Monáe’s music had hinted at her queerness for quite some time, but her unabashedly sweet crooning about the raw power of vaginas on the album in songs like “Pynk” and “Django Jane” and her “Make Me Feel” video celebrating bisexuality left no room for questions.
I cried my eyes out watching Dirty Computer. Seeing Monáe boldly proclaim her Blackness and her queerness gave me the jolt I was waiting for. Listening to “Crazy, Classic, Life,” it felt like the burden of the many hyphens in my identity was weighing on me. Seeing friends I hadn’t come out to yet losing it over the energy of the album further pushed that weight damn near the verge of exploding out of my throat.
I finally did the thing and slipped my bisexuality in the middle of a Facebook post about my upcoming thesis poster presentation about a month after the album’s release.
Later that summer, I went to Monáe’s Chicago show, feeling immeasurably affirmed as she once again reiterated her messages of queerness being a central code in our makeup, and the pride we should take in being “dirty computers” in a country with leadership dead-set on viewing our identities as a “virus.”
Two years later, I once again find myself on a precipice.
I thought of Mohammed again and his firm belief that Allah makes no mistakes. No computer viruses, no mistakes – I came home and came out to a few cousins, and eventually my sisters.
Two years later, I once again find myself on a precipice.
I’m out to all the most meaningful people in my life, except for a few notable ones, including my parents. I sit next to them every night as we watch the news and listen to how our government is once again attacking the LGBTQIA+ community, which is particularly dangerous for my trans loved ones.
I talk to my dad about how we’re in the middle of a pandemic that is disproportionately affecting BIPOC, as the Black community rises up across the country to dismantle white supremacist institutions that have no regard for the humanity of queer people, in particular Black trans folks.

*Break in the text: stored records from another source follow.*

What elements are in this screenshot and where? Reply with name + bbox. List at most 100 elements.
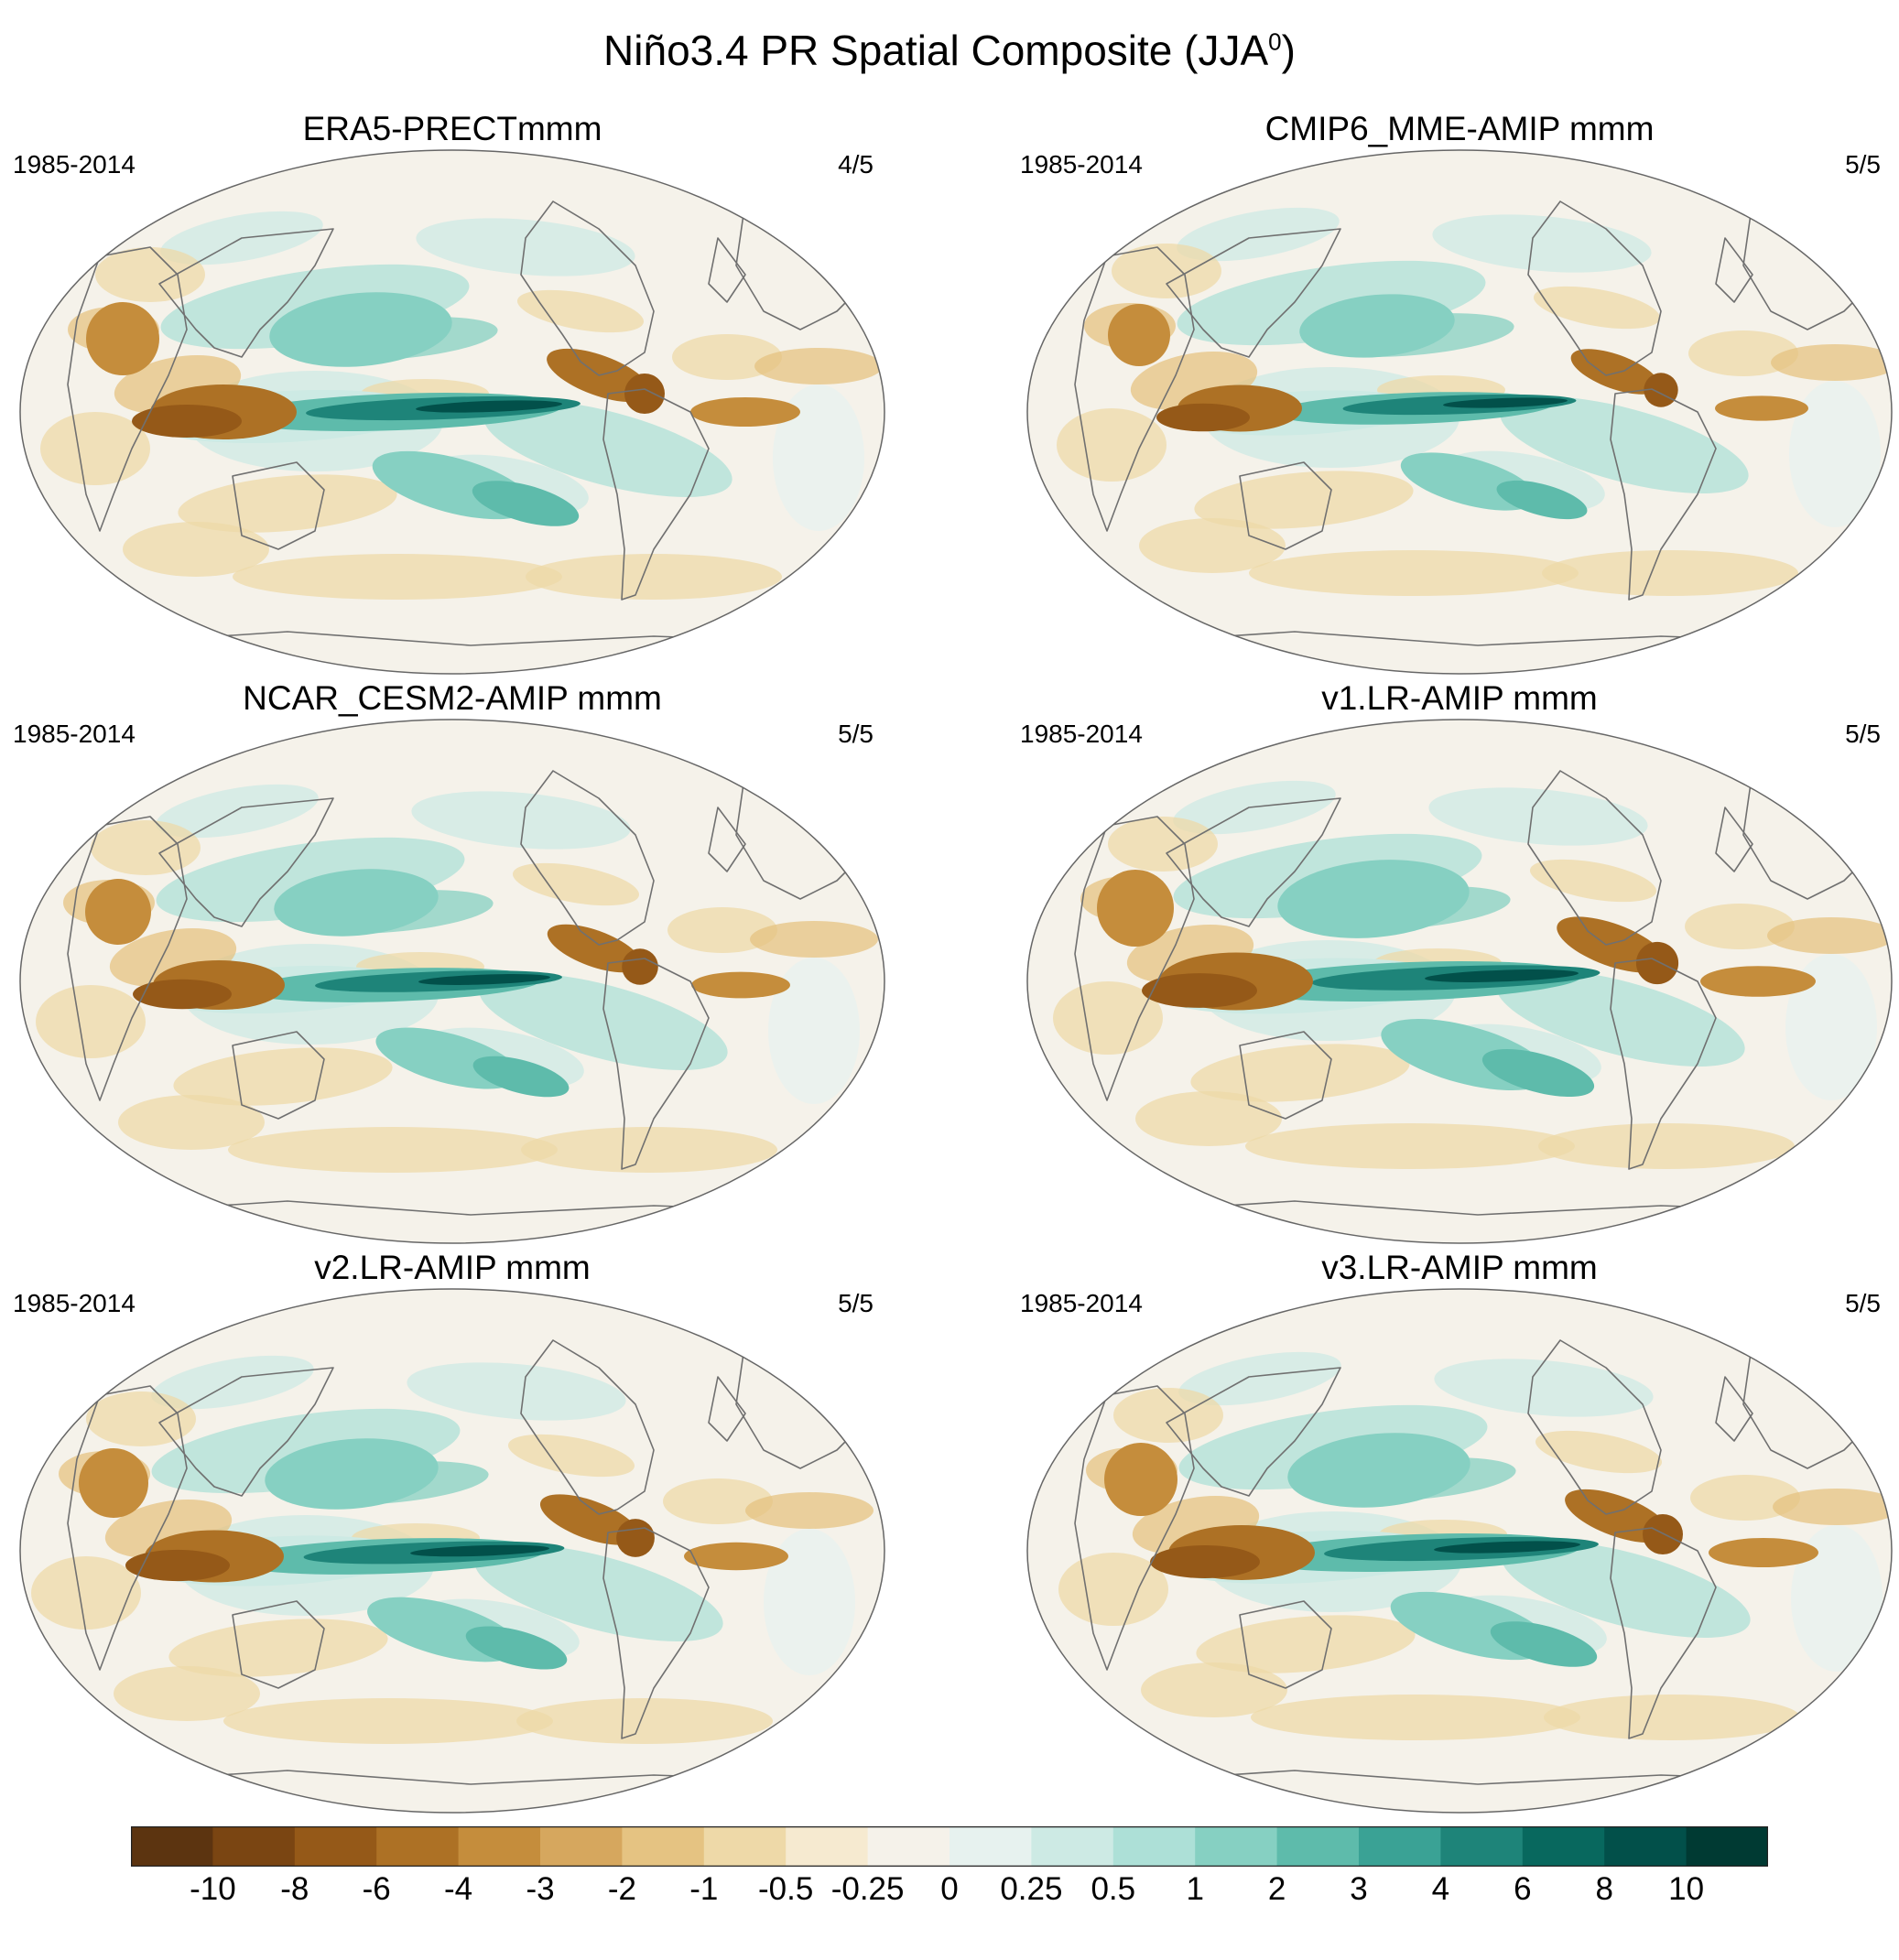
coastline xyxy=(708,1376,746,1442)
anomaly-core xyxy=(1635,941,1679,985)
colorbar-tick-label: 0.25 xyxy=(1000,1871,1063,1907)
anomaly-region xyxy=(1141,1662,1287,1717)
colorbar-tick-label: -6 xyxy=(362,1871,391,1907)
anomaly-region xyxy=(233,554,562,600)
coastline xyxy=(1239,461,1332,550)
anomaly-region xyxy=(40,412,150,485)
coastline xyxy=(158,797,334,927)
panel-title: v2.LR-AMIP mmm xyxy=(314,1249,591,1286)
map-field xyxy=(20,1289,884,1813)
anomaly-region xyxy=(1529,859,1657,903)
colorbar-bin xyxy=(540,1826,623,1867)
anomaly-region xyxy=(764,1529,855,1675)
anomaly-region xyxy=(411,791,631,850)
colorbar-bin xyxy=(867,1826,950,1867)
colorbar-tick-label: -2 xyxy=(607,1871,636,1907)
anomaly-core xyxy=(1287,1433,1470,1508)
colorbar-tick-label: 10 xyxy=(1668,1871,1705,1907)
figure-title-close: ) xyxy=(1281,27,1296,74)
anomaly-core xyxy=(1490,1621,1598,1667)
anomaly-region xyxy=(1502,1541,1751,1638)
anomaly-region xyxy=(1500,396,1749,493)
panel-fraction: 5/5 xyxy=(1845,150,1881,179)
coastline xyxy=(1074,816,1195,1101)
anomaly-region xyxy=(750,921,878,958)
anomaly-core xyxy=(690,397,800,427)
coastline xyxy=(67,246,188,532)
globe-outline xyxy=(1026,719,1893,1244)
anomaly-region xyxy=(1767,917,1892,954)
panel-fraction: 5/5 xyxy=(1845,720,1881,748)
colorbar-tick-label: -3 xyxy=(526,1871,555,1907)
figure-title-superscript: 0 xyxy=(1268,27,1282,56)
coastline xyxy=(1239,1600,1332,1689)
coastline xyxy=(67,816,188,1101)
anomaly-region xyxy=(36,985,146,1058)
anomaly-region xyxy=(416,218,635,276)
colorbar-tick-label: -8 xyxy=(280,1871,309,1907)
anomaly-core xyxy=(1443,397,1568,408)
anomaly-core xyxy=(1709,1538,1818,1567)
colorbar-tick-label: 4 xyxy=(1431,1871,1450,1907)
anomaly-core xyxy=(1434,1541,1580,1554)
anomaly-region xyxy=(173,1047,393,1106)
anomaly-region xyxy=(512,862,640,906)
coastline xyxy=(1527,770,1662,946)
anomaly-region xyxy=(1053,981,1163,1055)
coastline xyxy=(1166,1367,1341,1497)
coastline xyxy=(1715,807,1753,872)
anomaly-region xyxy=(1135,1091,1282,1146)
colorbar-tick-label: -0.5 xyxy=(758,1871,814,1907)
panel-years: 1985-2014 xyxy=(13,1289,136,1317)
panel-fraction: 5/5 xyxy=(1845,1289,1881,1317)
anomaly-region xyxy=(526,554,782,600)
anomaly-region xyxy=(479,973,728,1070)
anomaly-region xyxy=(1249,550,1579,596)
coastline xyxy=(232,461,325,550)
colorbar xyxy=(131,1826,1768,1867)
anomaly-region xyxy=(178,474,397,533)
colorbar-bin xyxy=(1195,1826,1278,1867)
anomaly-region xyxy=(516,1698,773,1744)
colorbar-bin xyxy=(1440,1826,1524,1867)
map-panel-ncar-cesm2: NCAR_CESM2-AMIP mmm 1985-2014 5/5 xyxy=(13,679,892,1247)
colorbar-tick-label: 0 xyxy=(940,1871,959,1907)
anomaly-region xyxy=(1542,550,1798,596)
anomaly-core xyxy=(1425,969,1579,982)
colorbar-bin xyxy=(294,1826,377,1867)
anomaly-region xyxy=(1690,1475,1800,1521)
panel-fraction: 4/5 xyxy=(838,150,874,179)
panel-fraction: 5/5 xyxy=(838,1289,874,1317)
coastline xyxy=(1610,388,1717,601)
coastline xyxy=(67,1385,188,1671)
panel-years: 1985-2014 xyxy=(1020,150,1143,179)
anomaly-region xyxy=(1544,1695,1800,1740)
anomaly-region xyxy=(407,1362,626,1421)
coastline xyxy=(708,237,746,303)
anomaly-core xyxy=(1496,480,1588,520)
coastline xyxy=(1166,228,1341,358)
anomaly-core xyxy=(684,1542,788,1571)
anomaly-region xyxy=(1245,1123,1575,1169)
panel-years: 1985-2014 xyxy=(1020,720,1143,748)
anomaly-region xyxy=(1538,1123,1795,1169)
anomaly-core xyxy=(472,1056,570,1098)
anomaly-region xyxy=(521,1127,777,1173)
coastline xyxy=(158,228,334,358)
globe-outline xyxy=(19,719,885,1244)
anomaly-region xyxy=(474,1544,723,1641)
panel-title: v3.LR-AMIP mmm xyxy=(1321,1249,1598,1286)
anomaly-region xyxy=(1434,1359,1654,1417)
anomaly-core xyxy=(125,1549,230,1582)
panel-fraction: 5/5 xyxy=(838,720,874,748)
anomaly-core xyxy=(1570,349,1660,395)
anomaly-region xyxy=(672,334,782,380)
colorbar-frame xyxy=(131,1826,1768,1867)
anomaly-region xyxy=(1688,330,1798,376)
colorbar-tick-label: -0.25 xyxy=(830,1871,905,1907)
colorbar-bin xyxy=(1112,1826,1196,1867)
anomaly-region xyxy=(1251,1695,1580,1740)
coastline xyxy=(1527,200,1662,376)
anomaly-region xyxy=(667,907,777,953)
anomaly-region xyxy=(1432,214,1652,273)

And I know that even as I have these conversations with my parents – who have been understanding and accepting of every point I’ve made so far – that I am not being entirely truthful because I am treating these discussions as hypotheticals, rather than as personal to me.
I’m, as Monáe sings, “So Afraid” – of hurting them, of losing them. But I’m also afraid now, more than anything else, of not honoring them by being my full self with them. I owe that to them more in this political moment than ever before.

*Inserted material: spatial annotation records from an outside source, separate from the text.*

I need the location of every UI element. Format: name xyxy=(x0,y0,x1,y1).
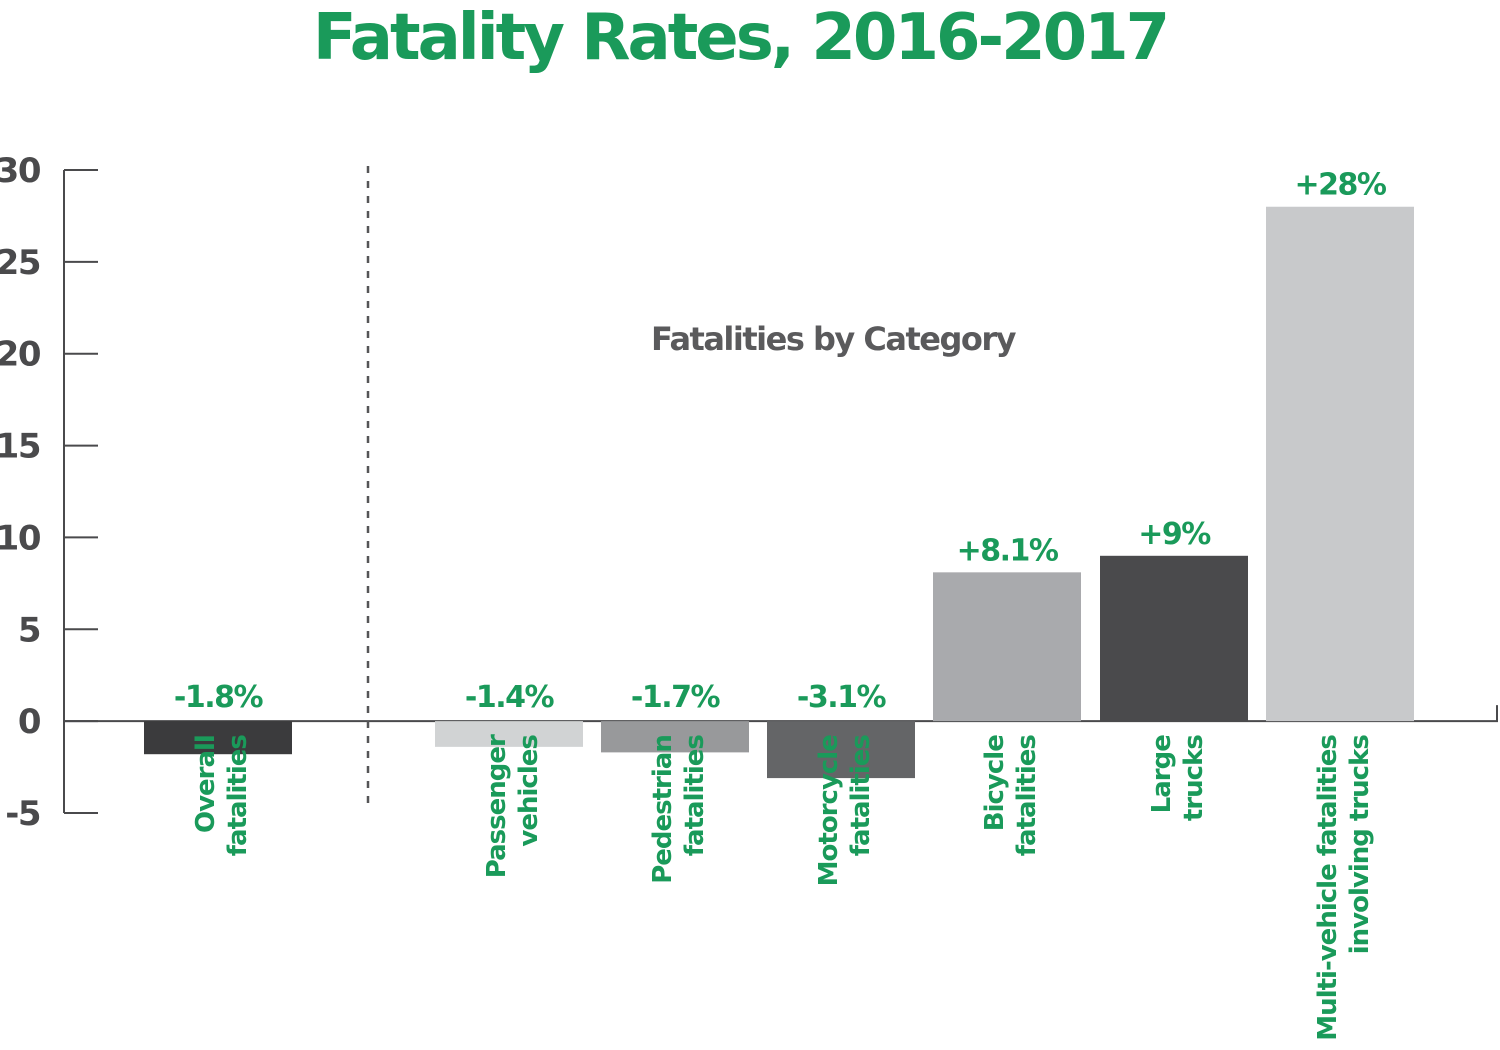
bar xyxy=(1100,555,1248,722)
category-label-line: Large xyxy=(1147,735,1177,814)
bar xyxy=(144,721,292,755)
category-label: Multi-vehicle fatalities involving trucks xyxy=(1313,735,1375,1041)
category-label-line: Passenger xyxy=(482,734,512,878)
data-label: +28% xyxy=(1295,168,1387,203)
category-label-line: fatalities xyxy=(1012,735,1042,857)
y-tick-label: 10 xyxy=(0,518,41,558)
bar xyxy=(767,721,915,779)
category-label-line: vehicles xyxy=(514,735,544,847)
y-tick-label: 0 xyxy=(18,702,41,742)
y-tick-label: 25 xyxy=(0,243,40,283)
category-label: Passenger vehicles xyxy=(482,734,544,878)
data-label: -1.4% xyxy=(465,680,555,715)
category-label-line: Multi-vehicle fatalities xyxy=(1313,735,1343,1041)
category-label: Bicycle fatalities xyxy=(980,735,1042,857)
category-label-line: involving trucks xyxy=(1345,735,1375,955)
chart-title: Fatality Rates, 2016-2017 xyxy=(312,1,1170,75)
category-label-line: Bicycle xyxy=(980,735,1010,831)
data-label: +9% xyxy=(1138,517,1211,552)
category-annotation: Fatalities by Category xyxy=(651,320,1017,358)
category-label: Overall fatalities xyxy=(191,735,253,857)
category-label-line: fatalities xyxy=(680,735,710,857)
data-label: -1.7% xyxy=(631,680,721,715)
category-label-line: trucks xyxy=(1179,735,1209,821)
category-label: Pedestrian fatalities xyxy=(648,735,710,884)
bar xyxy=(601,721,749,753)
category-label-line: Overall xyxy=(191,735,221,833)
y-tick-label: 15 xyxy=(0,427,40,467)
y-tick-label: 30 xyxy=(0,151,41,191)
bar xyxy=(1266,206,1414,722)
category-label-line: fatalities xyxy=(846,735,876,857)
data-label: +8.1% xyxy=(957,533,1059,568)
data-label: -3.1% xyxy=(797,680,887,715)
y-tick-label: 20 xyxy=(0,335,41,375)
bar xyxy=(435,721,583,747)
category-label-line: fatalities xyxy=(223,735,253,857)
category-label-line: Pedestrian xyxy=(648,735,678,884)
data-label: -1.8% xyxy=(174,680,264,715)
bar xyxy=(933,572,1081,722)
category-label-line: Motorcycle xyxy=(814,735,844,887)
y-tick-label: 5 xyxy=(18,610,40,650)
category-label: Large trucks xyxy=(1147,735,1209,821)
category-label: Motorcycle fatalities xyxy=(814,735,876,887)
y-tick-label: -5 xyxy=(5,794,40,834)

So this strange yet momentous Pride – what was meant to be my fifth as a proudly queer, clinically depressed, Bangladeshi-Muslim-American woman – I’m removing the final layer of my privacy settings and publicly stating for the record: I am bisexual.
And I’m ready to fight for my communities and those of my loved ones.

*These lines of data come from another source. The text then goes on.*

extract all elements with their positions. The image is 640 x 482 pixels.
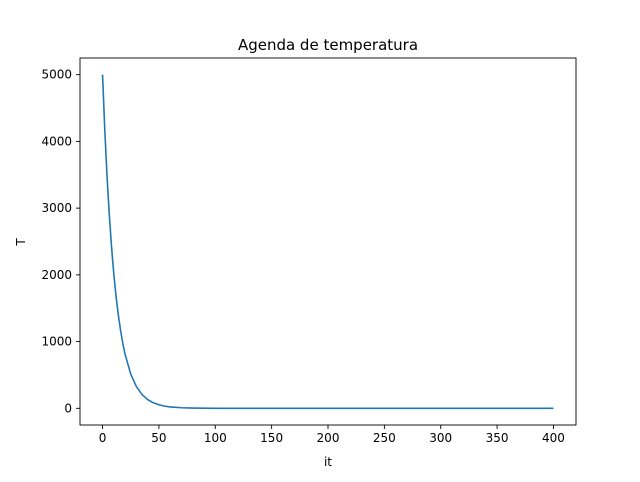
chart-title: Agenda de temperatura xyxy=(238,36,418,54)
x-tick-label: 200 xyxy=(317,431,340,445)
series-line-0 xyxy=(101,74,554,410)
x-tick-label: 250 xyxy=(373,431,396,445)
x-tick-label: 0 xyxy=(99,431,107,445)
y-axis-label: T xyxy=(14,238,28,247)
x-tick-label: 100 xyxy=(204,431,227,445)
x-tick-label: 150 xyxy=(260,431,283,445)
y-tick-label: 4000 xyxy=(41,134,72,148)
x-tick-label: 300 xyxy=(429,431,452,445)
y-tick-label: 5000 xyxy=(41,68,72,82)
x-axis-label: it xyxy=(324,455,332,469)
y-tick-label: 2000 xyxy=(41,268,72,282)
y-tick-label: 3000 xyxy=(41,201,72,215)
x-tick-label: 50 xyxy=(151,431,166,445)
plot-area: 0 50 100 150 200 250 300 350 4000100020003000400… xyxy=(41,57,577,445)
x-tick-label: 400 xyxy=(542,431,565,445)
x-tick-label: 350 xyxy=(486,431,509,445)
y-tick-label: 1000 xyxy=(41,335,72,349)
y-tick-label: 0 xyxy=(64,401,72,415)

I’m listening to Dirty Computer while I’m writing, actually – it’s taken four and a half loops through it to figure out exactly what I’ve been trying to say and how I want to say it because I’ve never fully taken ownership of my identity and written something about it with my name on it.
It’s terrifying because I know as soon as my editors hit “Publish” on this piece, it’s going to be out there, and there’s not really any going back from it.
I’m also afraid now, more than anything else, of not honoring them by being my full self with them.
But I also think that’s exactly what this moment in history needs more of: No more going back, just reckoning and honesty and difficult conversations, over and over, until we build anew. We’ll make mistakes – many of them.
But as Monáe herself says: “We need to go through this. Together… I’m going to make you empathize with dirty computers all around the world.”